I regularly face owners who decide not to pursue therapy for pets that have what are considered treatable cancers. The reasons for this choice can stem from concerns for too many vet visits, too much strain for the pet to go through, projection of their own feelings about cancer treatments on their pets, or financial limitations.
Over the course of my career, it hasn’t become any easier to be on the receiving end of those appointments. I want to help all pets with cancer and I want all animals to be afforded the opportunity to undergo the ideal plan to afford them the best chance of survival. Logically, I know this isn’t a realistic expectation. But it’s an accepted part of my job, and it forces me to remain open-minded about my professional goals.
Consider the opposite scenario. Those owners who want to do everything for pets that have been diagnosed with a form of cancer that has no known beneficial therapeutic option, or where we’ve run out of choices with any realistic expectation of helping them fight their disease. Those cases create a different sense of anxiety for my soul.
Practically, this translates into a scenario where the “frontline” therapy fails to keep a patient cancer-free, yet they remain relatively asymptomatic for their condition. I need to be prepared with a back up plan. In those cases, most owners want to know what else can be done to help maintain their pets’ quality of life.
My goal as a veterinarian is to make all decisions about my patient’s care using evidence-based information. I want to be sure the recommendations I present are medically sound and proven to be of a benefit.
Unfortunately, evidence based information is severely lacking in veterinary oncology and a startling amount of choices are made using simple inferences, experience, and logic.
The good news is that the more common cancers (e.g., lymphoma, osteosarcoma, mast cell tumors) do actually have fairly specific preliminary treatment algorithms. Different oncologists will offer subtle variations on the same theme, but for the most part we agree on the same initial plan of attack.

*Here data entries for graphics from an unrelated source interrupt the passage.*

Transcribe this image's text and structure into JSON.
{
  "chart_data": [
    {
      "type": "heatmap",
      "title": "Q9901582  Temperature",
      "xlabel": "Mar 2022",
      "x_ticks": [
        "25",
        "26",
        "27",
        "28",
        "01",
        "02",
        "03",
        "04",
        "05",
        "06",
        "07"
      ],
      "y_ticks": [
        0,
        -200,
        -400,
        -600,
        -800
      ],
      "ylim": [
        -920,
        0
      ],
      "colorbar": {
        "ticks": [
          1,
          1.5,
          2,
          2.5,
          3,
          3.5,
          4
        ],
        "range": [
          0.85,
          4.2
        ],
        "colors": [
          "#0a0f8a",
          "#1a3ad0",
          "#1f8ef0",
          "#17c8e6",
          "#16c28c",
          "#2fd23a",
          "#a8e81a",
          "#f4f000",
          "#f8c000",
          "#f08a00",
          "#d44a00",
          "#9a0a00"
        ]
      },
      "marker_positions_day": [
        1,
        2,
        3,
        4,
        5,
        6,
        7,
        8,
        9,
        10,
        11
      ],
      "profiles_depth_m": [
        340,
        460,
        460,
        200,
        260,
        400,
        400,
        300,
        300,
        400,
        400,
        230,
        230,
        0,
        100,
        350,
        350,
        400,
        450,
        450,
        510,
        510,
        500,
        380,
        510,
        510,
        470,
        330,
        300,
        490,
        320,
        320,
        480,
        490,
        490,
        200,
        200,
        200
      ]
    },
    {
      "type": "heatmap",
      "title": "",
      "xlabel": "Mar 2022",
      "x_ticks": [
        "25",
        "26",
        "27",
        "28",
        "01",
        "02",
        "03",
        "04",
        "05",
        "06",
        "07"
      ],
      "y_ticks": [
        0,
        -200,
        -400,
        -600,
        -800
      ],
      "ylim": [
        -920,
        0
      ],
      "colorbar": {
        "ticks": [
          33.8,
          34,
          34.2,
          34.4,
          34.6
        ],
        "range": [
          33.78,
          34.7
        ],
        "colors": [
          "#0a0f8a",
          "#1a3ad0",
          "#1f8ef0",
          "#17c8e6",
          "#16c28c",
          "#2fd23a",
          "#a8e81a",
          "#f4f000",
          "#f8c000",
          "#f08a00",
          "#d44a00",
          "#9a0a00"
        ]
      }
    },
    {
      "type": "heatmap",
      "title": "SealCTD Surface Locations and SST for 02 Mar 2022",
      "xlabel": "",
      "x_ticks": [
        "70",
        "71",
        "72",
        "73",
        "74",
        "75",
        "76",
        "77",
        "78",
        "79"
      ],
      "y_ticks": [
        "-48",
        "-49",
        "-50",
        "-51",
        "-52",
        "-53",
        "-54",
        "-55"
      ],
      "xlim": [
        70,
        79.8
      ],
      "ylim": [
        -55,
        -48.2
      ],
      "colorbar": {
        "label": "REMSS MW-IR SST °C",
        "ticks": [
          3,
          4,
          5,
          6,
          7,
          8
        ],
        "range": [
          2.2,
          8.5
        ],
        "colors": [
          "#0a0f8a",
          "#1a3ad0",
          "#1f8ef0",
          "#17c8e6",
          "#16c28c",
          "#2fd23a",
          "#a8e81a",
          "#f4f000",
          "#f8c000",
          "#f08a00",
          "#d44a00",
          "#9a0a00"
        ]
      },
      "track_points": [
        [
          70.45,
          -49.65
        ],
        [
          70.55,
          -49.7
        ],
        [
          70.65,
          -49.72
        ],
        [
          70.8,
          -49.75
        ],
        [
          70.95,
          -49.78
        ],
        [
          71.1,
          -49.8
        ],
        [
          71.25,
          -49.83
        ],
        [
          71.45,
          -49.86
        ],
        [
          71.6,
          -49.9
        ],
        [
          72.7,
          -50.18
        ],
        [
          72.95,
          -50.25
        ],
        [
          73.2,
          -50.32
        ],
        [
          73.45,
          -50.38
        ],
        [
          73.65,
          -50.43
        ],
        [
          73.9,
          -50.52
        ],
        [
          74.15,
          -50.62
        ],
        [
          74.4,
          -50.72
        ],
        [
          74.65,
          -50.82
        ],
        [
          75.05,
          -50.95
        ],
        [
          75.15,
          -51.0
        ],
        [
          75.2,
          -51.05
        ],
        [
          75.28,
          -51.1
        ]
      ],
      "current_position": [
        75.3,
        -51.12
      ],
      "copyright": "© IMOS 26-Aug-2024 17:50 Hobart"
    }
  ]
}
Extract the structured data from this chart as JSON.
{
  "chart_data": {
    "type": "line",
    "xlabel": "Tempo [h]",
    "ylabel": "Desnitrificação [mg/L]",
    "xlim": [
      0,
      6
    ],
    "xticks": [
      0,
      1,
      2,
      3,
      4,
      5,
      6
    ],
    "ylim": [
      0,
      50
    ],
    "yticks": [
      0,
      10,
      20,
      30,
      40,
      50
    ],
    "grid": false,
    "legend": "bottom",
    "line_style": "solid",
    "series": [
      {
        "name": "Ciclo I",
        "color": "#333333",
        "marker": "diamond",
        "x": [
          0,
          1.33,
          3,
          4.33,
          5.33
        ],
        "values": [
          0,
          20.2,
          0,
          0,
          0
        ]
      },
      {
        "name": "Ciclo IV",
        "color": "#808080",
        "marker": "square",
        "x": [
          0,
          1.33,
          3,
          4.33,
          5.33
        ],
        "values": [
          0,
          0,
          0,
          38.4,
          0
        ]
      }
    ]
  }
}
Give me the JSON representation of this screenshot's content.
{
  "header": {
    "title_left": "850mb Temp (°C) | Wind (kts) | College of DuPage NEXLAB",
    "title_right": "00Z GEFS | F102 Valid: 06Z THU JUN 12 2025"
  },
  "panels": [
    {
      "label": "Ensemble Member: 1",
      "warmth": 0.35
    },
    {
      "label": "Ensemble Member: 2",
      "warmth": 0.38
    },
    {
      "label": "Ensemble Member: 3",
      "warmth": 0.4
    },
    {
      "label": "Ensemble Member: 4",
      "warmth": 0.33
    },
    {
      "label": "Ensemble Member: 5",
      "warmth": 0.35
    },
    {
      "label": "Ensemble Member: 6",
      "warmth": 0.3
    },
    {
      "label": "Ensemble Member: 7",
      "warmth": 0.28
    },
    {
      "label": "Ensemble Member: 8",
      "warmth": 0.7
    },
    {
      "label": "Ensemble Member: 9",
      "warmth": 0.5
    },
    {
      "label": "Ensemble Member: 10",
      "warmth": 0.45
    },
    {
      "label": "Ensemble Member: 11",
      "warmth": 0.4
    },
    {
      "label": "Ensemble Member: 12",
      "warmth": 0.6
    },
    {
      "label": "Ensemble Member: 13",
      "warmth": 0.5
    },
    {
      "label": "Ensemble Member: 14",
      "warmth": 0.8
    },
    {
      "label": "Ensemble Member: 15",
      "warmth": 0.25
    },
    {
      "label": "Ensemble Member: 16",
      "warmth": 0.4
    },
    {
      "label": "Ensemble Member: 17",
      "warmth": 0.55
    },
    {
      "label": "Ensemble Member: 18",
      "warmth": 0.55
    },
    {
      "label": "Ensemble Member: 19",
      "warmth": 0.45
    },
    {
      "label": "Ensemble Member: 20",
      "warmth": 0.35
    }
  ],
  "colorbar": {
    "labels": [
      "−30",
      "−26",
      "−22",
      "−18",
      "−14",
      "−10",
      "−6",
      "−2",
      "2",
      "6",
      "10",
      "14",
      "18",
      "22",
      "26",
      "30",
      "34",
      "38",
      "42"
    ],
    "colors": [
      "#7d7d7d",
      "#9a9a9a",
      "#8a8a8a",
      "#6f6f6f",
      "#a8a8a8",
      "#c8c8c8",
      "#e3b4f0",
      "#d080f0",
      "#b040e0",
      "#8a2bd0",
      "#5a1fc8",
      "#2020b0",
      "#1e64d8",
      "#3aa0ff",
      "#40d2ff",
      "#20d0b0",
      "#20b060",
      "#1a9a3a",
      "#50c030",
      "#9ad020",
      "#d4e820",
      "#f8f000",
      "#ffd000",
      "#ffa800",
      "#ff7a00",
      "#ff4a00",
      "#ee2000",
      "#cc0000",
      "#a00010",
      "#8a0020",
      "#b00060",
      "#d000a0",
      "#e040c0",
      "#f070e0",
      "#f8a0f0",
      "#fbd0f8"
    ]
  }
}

What many owners find confusing is that once we’ve moved past the primary recommendation, there are usually no universally agreed upon “next best” options amongst our oncology community. Just because I possess solid research-based information about how to treat one disease at the onset does not mean there’s enough evidence to support what the next best plan of action could be. The same is true for those cancers with no accepted initial standard of care. For those cases, we just face the confusion a bit earlier on in the plan.
Using an example of a dog with lymphoma, oncologists typically endorse a multi-drug injectable chemotherapy protocol that lasts about 6 months in duration. This plan offers the average patient about 1 – 2 years of survival. Many owners are willing to pursue this plan because of the low chance of side effects and the ability to maintain an excellent quality of life well beyond the treatment period.
However, despite being considered our most valuable and effective protocol, 95% percent of dogs with lymphoma are not cured with this plan. Therefore, more often than not, I need to be prepared to offer owners “something else” to help their pet when the cancer resurfaces.
There are numerous “rescue” protocols for such cases. In actuality, few owners are willing to try such second and third line protocols for their dogs with cancer. Many times they perceive the disease relapse as the real indicator that their pet truly has a fatal disease. Other times, a myriad of emotional, physical, financial, and ethical considerations factor in to the decision-making process.
The most difficult scenario occurs when pets are asymptomatic for their disease and I have no suitable options to help them battle their disease. It may seem counterintuitive to feel frustrated at not being able to make an animal that already feels good any different, but it’s a core part of my work.
I want to be able to keep trying to help pets with cancer, not only for their owner’s sake, but also for their own happiness and well-being. Even when a diagnosis of a cancer known to be 100% fatal is on the table, if the animal feels good, and the owners are happy with it’s quality of life, then I am always willing to try to come up with an alternative plan.
Sometimes it’s because I want to be able to give owners some form of hope. Other times it’s because I want to try a new therapy or idea and see if it can help. Mostly it’s because I want to be able to kick a patient’s cancer down as much as possible.
I can appreciate how owners might read my honesty as lack of experience, or “hedging” on telling them how we should proceed. Most people I meet prefer the simpler approach to treating their pets’ cancer. They want me to make a recommendation they can agree, or not agree, to follow.
The most important point I can make in any of these scenarios is that “just because we can, doesn’t mean we should.” This is the phrase I tell all owners when making such difficult choices about their pet’s cancer care.
It’s how I remind everyone involved in the process to keep the right perspective and to make sure we truly first do no harm.